Step 3: Matchmaking and formation of groups
The AIMday event organizer oversees the logistics and develops the day’s schedule, ensuring a multidisciplinary expertise in each discussion group. For a question to be workshopped, a minimum number of researchers must be identified for the discussion.

Step 4: Workshops
Each question is discussed for one hour − no more, no less. The size of each workshop group is generally seven to 12 people. There is the option to participate in more than one workshop.

Step 5: Follow-up
Approximately a month after the AIMday event, organizers will follow up and offer organizations with assistance to get projects or other forms of collaborations started.


Hosts

Toronto Metropolitan University is located in the heart of Toronto – one of the most dynamic, diverse urban centres in the world – and leverages the energy of its location to foster bold thinking, collaborative partnerships, innovation and entrepreneurship. Our Scholarly, Research and Creative (SRC) engagement is strengthened by a willingness to cross disciplinary boundaries, break down barriers, build alliances and take risks to advance inquiry, discovery, knowledge and creative works.

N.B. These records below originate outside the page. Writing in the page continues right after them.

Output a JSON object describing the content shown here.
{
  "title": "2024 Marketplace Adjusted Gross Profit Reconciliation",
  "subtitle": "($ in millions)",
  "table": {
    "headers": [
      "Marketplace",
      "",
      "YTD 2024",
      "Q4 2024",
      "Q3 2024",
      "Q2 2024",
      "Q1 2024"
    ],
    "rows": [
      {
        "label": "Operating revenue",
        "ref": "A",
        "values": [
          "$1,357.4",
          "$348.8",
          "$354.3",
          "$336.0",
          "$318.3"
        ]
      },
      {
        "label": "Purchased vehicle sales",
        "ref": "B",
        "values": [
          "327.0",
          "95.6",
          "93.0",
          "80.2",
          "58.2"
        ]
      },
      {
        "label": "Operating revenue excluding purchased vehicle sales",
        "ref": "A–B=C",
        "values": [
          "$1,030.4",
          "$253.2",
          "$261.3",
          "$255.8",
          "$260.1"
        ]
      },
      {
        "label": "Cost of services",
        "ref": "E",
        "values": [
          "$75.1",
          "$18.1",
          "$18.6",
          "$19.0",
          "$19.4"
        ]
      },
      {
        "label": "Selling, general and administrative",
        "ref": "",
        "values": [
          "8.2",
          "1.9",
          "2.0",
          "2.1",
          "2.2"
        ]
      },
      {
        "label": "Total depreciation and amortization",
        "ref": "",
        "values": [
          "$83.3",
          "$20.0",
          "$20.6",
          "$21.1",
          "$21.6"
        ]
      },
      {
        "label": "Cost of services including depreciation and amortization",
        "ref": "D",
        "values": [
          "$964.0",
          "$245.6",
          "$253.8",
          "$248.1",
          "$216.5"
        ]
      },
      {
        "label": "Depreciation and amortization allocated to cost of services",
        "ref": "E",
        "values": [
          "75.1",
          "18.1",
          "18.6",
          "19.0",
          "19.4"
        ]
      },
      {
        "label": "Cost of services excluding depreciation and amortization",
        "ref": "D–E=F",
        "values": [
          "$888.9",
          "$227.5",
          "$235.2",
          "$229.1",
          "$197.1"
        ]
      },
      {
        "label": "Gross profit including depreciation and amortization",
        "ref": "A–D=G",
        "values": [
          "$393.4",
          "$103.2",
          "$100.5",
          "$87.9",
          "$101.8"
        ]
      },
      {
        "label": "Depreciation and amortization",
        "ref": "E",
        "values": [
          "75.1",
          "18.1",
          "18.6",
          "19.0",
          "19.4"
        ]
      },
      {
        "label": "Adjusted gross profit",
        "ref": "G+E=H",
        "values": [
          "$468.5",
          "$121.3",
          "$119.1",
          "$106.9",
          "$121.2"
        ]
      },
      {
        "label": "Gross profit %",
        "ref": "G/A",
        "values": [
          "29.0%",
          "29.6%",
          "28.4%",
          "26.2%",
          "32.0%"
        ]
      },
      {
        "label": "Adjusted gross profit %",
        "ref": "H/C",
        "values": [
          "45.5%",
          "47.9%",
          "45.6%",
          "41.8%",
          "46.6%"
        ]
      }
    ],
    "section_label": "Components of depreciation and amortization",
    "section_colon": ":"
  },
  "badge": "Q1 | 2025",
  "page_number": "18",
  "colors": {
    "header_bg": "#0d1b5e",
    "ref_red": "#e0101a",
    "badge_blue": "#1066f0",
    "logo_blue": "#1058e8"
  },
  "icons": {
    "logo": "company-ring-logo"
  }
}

Incubating local, national and international networks and communities of practice, Toronto Metropolitan researchers are generating and applying knowledge across a broad range of disciplines, fields, professions and private, public and non-profit sectors.

City Building Ryerson is a university-wide initiative to facilitate collaboration and mobilize research in multidisciplinary city building and urban innovation taking place across the institution. Our research is dedicated to shaping healthy communities in areas ranging from sustainability to democracy to technology. For us, city building is about bold thinking that will shape the future of the city we call home as well as urban centres around the globe.

University partners

Queen’s University has a long history of discovery and innovation that has shaped our knowledge and helped to address some of the world’s deepest mysteries and most pressing questions, including issues of environmental protection, health care and the development of advanced technologies. For more than 175 years, Queen’s has brought together and built synergies among leading researchers, scholars and innovators making a real and measured impact.